“What could your golf course use right now?” The question is part of our third-annual Super Survey, the results of which will be published in February. As I write this, about 250 golf course superintendents have already answered the question from four choices: a greens renovation, a new irrigation system, a new fleet of mowers or more members/golfers.

To my surprise – or maybe not – an astounding 46 percent of those 250 answered “more members/golfers.” Never mind the other three answers are related to golf course maintenance. While the survey will garner possibly twice as many more respondents before shutting down, that 46 percent isn’t going to change much. Alas, it’s easy to surmise from this large percentage that superintendents are concerned about the economic state of their golf facilities because rounds and revenue are flat or down.

Considering price and level, there are golf courses for most everyone. Golfers can play affordable courses with wide fairways and forgiving greens. Hence, those two criticisms of golf – that it’s too expensive and too hard – aren’t necessarily warranted unless golfers are picking the wrong places to play.

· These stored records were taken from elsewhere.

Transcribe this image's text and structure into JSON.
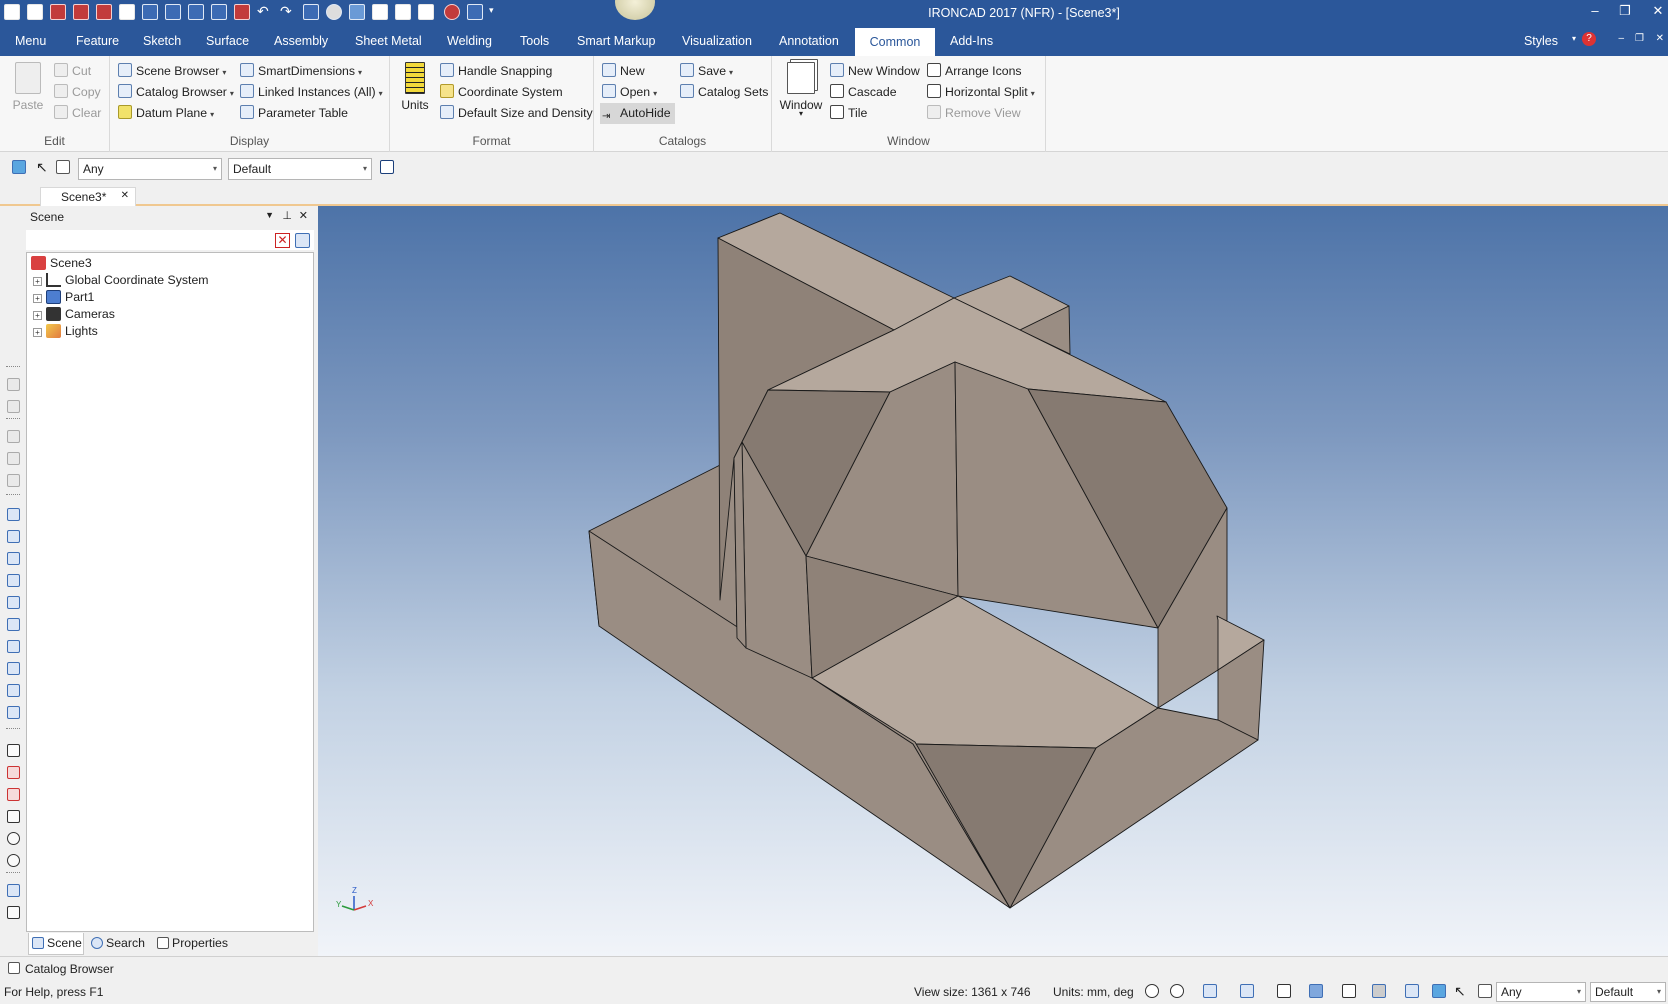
{
  "titlebar": {
    "title": "IRONCAD 2017 (NFR) - [Scene3*]",
    "quick_access_icons": [
      "app-logo-icon",
      "new-doc-icon",
      "open-icon",
      "save-pdf-icon",
      "export-icon",
      "print-icon",
      "folder-icon",
      "save-icon",
      "edit-icon",
      "tool-icon",
      "cut-icon",
      "undo-icon",
      "redo-icon",
      "sphere-icon",
      "shape-icon",
      "properties-icon",
      "list-icon",
      "copy-icon",
      "help-icon",
      "hat-icon",
      "more-icon"
    ],
    "window_controls": [
      "minimize",
      "restore",
      "close"
    ]
  },
  "menubar": {
    "tabs": [
      "Menu",
      "Feature",
      "Sketch",
      "Surface",
      "Assembly",
      "Sheet Metal",
      "Welding",
      "Tools",
      "Smart Markup",
      "Visualization",
      "Annotation",
      "Common",
      "Add-Ins"
    ],
    "active_tab": "Common",
    "styles_label": "Styles"
  },
  "ribbon": {
    "edit": {
      "label": "Edit",
      "paste": "Paste",
      "cut": "Cut",
      "copy": "Copy",
      "clear": "Clear"
    },
    "display": {
      "label": "Display",
      "scene_browser": "Scene Browser",
      "catalog_browser": "Catalog Browser",
      "datum_plane": "Datum Plane",
      "smart_dimensions": "SmartDimensions",
      "linked_instances": "Linked Instances (All)",
      "parameter_table": "Parameter Table"
    },
    "format": {
      "label": "Format",
      "units": "Units",
      "handle_snapping": "Handle Snapping",
      "coordinate_system": "Coordinate System",
      "default_size": "Default Size and Density"
    },
    "catalogs": {
      "label": "Catalogs",
      "new": "New",
      "open": "Open",
      "autohide": "AutoHide",
      "save": "Save",
      "catalog_sets": "Catalog Sets"
    },
    "window": {
      "label": "Window",
      "window": "Window",
      "new_window": "New Window",
      "cascade": "Cascade",
      "tile": "Tile",
      "arrange_icons": "Arrange Icons",
      "horizontal_split": "Horizontal Split",
      "remove_view": "Remove View"
    }
  },
  "toolrow": {
    "filter_value": "Any",
    "style_value": "Default"
  },
  "doc_tab": {
    "label": "Scene3*"
  },
  "scene_panel": {
    "title": "Scene",
    "tree": [
      {
        "label": "Scene3",
        "icon": "scene-icon"
      },
      {
        "label": "Global Coordinate System",
        "icon": "coordinate-system-icon"
      },
      {
        "label": "Part1",
        "icon": "part-icon"
      },
      {
        "label": "Cameras",
        "icon": "camera-icon"
      },
      {
        "label": "Lights",
        "icon": "light-icon"
      }
    ],
    "tabs": [
      "Scene",
      "Search",
      "Properties"
    ],
    "active_tab": "Scene"
  },
  "viewport": {
    "axes": {
      "x": "X",
      "y": "Y",
      "z": "Z"
    }
  },
  "catalog_bar": {
    "label": "Catalog Browser"
  },
  "statusbar": {
    "help": "For Help, press F1",
    "view_size": "View size: 1361 x 746",
    "units": "Units: mm, deg",
    "filter": "Any",
    "style": "Default"
  },
  "colors": {
    "accent": "#2b579a",
    "model_light": "#b5a89d",
    "model_mid": "#9a8d83",
    "model_dark": "#867a71"
  }
}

However, the fact that the game takes too long to play is still a major problem, perhaps the biggest obstacle facing golf today.

Golf industry organizations are conducting research and developing programs to speed up play, which is all fine and dandy. Still, slow play is always going to be a problem. There will always be players who hit two balls on the tee, who spend several minutes looking for lost balls, and who feel the need to spend several minutes to line up a 40-foot putt they have no chance of making.

Most avid golfers want to play 18 holes, so let them play. But golf courses, public and private, need to push the nine-hole round like never before to increase rounds and revenue.

I’m classified as a core golfer, someone who plays eight to 24 regulation rounds a year. While a regulation round is defined as being nine or 18 holes, most of my rounds are nine holes for one reason: I don’t have time to play 18 holes.

People are working longer hours, a result of companies’ do-more-with-less philosophy permeating the post-Great Recession workforce. Today’s parents are also spending more time with their families, another factor inhibiting their time. For instance, if their kids are involved in sports, so are they.

I can play nine holes in about two hours and feel satisfied. I play whenever I can identify a three-hour window in my schedule. There are few five-hour windows, which is why I don’t play 18 holes.

As golfers go, I’m Joe Schmoe. I’m in the majority: players who like the game, but have much improving to do. What keeps me coming back, however, is “the birdie I almost had” in addition to the bogeys and double bogeys.

But like most Joe Schmoes, I only have time for nine holes. So you can bet your ball washer that most new golfers also only have time for nine holes and have no desire to spend five hours hacking around 18 holes.

If golf courses have a New Year’s resolution for 2015, it should be to attract new golfers by telling them that they do have time to play golf – nine holes.